Derajat tertinggi — sanadnya bersambung, dan setiap perawinya jujur sekaligus kuat hafalannya.

Ulama merumuskan lima syarat: sanad bersambung tanpa putus; setiap perawi 'adl (jujur dan lurus agamanya); setiap perawi dhabith (kuat dan teliti hafalannya); tidak syadz (tidak bertentangan dengan riwayat yang lebih kuat); dan tidak ber-'illah (tidak ada cacat tersembunyi).

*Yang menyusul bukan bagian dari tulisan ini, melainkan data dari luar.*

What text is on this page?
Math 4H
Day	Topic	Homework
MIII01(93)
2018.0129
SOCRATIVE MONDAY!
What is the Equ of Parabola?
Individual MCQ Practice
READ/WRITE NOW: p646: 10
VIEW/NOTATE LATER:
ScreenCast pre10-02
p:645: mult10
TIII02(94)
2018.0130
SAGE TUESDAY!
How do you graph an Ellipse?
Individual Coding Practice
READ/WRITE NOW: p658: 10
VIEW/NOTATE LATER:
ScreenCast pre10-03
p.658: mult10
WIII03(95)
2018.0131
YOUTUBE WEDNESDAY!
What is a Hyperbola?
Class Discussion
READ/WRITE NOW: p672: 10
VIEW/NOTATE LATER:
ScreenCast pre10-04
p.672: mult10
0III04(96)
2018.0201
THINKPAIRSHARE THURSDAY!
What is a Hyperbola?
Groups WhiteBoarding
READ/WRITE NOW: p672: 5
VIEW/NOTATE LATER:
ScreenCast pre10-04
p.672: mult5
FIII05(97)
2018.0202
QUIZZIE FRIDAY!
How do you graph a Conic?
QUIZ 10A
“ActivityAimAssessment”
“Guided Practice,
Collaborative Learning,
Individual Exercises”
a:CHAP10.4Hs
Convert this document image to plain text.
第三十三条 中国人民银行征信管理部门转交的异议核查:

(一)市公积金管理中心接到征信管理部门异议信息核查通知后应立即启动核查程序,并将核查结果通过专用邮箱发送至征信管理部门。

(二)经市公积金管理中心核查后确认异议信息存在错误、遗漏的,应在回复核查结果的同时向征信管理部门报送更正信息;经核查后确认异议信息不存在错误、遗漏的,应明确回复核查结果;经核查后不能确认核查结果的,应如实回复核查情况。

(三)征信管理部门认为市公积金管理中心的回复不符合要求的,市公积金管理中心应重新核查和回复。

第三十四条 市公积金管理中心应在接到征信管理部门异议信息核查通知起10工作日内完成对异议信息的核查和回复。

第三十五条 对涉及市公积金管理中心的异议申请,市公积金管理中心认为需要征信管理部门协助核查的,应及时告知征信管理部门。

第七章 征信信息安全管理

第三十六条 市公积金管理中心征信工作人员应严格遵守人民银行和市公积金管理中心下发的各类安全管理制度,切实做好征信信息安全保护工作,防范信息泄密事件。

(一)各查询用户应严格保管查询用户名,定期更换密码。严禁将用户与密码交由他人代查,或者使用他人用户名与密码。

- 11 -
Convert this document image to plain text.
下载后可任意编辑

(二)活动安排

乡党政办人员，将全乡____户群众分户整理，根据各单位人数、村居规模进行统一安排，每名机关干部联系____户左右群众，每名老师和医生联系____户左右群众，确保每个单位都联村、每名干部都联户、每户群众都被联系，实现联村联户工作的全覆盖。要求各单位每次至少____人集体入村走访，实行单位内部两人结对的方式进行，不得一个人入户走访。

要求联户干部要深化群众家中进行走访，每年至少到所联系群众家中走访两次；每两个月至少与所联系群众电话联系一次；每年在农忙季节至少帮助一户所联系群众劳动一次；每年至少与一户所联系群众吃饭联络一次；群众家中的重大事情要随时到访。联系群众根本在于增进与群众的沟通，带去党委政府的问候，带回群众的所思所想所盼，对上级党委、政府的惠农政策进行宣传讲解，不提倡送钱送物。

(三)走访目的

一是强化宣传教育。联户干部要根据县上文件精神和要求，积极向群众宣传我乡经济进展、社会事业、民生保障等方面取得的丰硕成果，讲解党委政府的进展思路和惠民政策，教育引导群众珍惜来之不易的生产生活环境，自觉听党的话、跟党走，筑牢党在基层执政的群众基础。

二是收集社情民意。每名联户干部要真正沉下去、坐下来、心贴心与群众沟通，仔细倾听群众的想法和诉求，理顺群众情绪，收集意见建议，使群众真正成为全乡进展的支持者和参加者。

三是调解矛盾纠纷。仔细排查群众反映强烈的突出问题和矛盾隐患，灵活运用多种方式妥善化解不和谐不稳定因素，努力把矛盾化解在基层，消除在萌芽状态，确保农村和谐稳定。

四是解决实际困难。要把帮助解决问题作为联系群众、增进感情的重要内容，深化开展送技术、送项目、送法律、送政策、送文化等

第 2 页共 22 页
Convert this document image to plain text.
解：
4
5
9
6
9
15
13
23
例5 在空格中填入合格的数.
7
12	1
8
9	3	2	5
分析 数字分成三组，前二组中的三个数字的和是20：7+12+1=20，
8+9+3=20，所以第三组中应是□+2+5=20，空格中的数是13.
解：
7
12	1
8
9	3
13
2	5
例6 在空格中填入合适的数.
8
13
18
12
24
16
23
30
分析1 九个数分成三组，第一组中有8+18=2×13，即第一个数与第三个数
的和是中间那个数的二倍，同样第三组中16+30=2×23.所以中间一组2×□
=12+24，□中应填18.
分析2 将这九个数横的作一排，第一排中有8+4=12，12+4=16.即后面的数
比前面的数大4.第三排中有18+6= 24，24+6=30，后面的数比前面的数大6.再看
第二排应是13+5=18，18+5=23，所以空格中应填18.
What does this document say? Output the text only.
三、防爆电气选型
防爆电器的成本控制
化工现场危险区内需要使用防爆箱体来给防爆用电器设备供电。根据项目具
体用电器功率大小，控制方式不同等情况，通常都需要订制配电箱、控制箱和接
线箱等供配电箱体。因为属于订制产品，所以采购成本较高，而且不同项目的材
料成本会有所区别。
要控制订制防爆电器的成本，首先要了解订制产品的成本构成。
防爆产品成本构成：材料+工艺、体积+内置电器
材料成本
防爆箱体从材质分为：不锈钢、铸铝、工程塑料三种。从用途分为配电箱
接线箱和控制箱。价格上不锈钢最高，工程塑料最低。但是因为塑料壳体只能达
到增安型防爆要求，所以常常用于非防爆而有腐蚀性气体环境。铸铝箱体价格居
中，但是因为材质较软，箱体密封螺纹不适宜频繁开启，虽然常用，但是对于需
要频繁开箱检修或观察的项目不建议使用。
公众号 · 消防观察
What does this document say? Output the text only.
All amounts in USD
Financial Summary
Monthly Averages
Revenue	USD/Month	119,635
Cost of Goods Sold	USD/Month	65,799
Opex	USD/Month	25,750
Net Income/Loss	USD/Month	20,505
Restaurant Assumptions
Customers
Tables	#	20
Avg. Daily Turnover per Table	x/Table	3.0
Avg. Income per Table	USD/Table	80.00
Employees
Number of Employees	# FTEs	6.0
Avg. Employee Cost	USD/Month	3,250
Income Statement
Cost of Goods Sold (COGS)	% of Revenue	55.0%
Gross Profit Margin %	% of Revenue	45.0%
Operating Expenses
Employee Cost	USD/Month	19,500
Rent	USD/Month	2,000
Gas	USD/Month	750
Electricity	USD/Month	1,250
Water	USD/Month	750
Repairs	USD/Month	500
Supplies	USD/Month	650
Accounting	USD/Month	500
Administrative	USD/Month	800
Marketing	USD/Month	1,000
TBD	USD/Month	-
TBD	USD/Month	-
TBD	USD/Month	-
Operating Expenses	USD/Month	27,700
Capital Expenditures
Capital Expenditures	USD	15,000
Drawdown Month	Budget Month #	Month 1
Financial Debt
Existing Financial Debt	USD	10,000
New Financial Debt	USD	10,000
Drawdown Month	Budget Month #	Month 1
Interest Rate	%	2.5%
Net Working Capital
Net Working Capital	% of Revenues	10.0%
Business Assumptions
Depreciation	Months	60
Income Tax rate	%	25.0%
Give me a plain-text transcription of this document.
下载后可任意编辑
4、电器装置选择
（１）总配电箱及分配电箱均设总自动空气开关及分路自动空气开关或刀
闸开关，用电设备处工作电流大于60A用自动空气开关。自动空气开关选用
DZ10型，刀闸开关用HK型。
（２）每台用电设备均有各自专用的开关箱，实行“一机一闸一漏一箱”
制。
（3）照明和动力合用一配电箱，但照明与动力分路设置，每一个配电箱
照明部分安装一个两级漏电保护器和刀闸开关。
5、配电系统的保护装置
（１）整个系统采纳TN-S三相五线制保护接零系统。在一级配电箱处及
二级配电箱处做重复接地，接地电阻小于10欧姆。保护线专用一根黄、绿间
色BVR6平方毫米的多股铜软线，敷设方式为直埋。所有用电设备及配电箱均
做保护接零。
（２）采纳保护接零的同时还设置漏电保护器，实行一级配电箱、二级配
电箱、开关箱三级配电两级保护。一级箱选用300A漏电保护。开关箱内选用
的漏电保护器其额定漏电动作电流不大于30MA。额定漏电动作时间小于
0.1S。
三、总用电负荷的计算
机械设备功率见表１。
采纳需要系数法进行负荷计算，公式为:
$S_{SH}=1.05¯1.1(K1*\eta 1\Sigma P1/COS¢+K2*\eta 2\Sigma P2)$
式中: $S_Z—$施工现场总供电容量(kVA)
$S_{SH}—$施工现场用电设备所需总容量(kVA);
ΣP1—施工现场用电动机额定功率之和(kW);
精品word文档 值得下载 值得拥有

Ibnu ash-Shalah mendefinisikannya sebagai "hadith musnad yang sanadnya bersambung melalui periwayatan orang yang 'adl lagi dhabith dari orang yang 'adl lagi dhabith hingga ujungnya, serta tidak syadz dan tidak ber-'illah". Ibnu Hajar menambahkan syarat hafalan yang sempurna (tamm adh-dhabth) — dan justru penambahan itulah yang membedakannya dari hasan.

Ulama berbeda pendapat

An-Nawawi memberi peringatan yang sering terlewat: "Apabila dikatakan sahih, itulah maknanya — bukan berarti ia pasti (maqthu' bihi); dan apabila dikatakan tidak sahih, maknanya sanadnya tidak terbukti sahih." Jadi sahih adalah pernyataan tentang kekuatan bukti periwayatan, bukan jaminan mutlak. Diperselisihkan pula apakah ulama belakangan boleh menetapkan kesahihan secara mandiri: Ibnu ash-Shalah melarang, sedangkan an-Nawawi menyatakan boleh bagi yang mumpuni dan kuat ilmunya.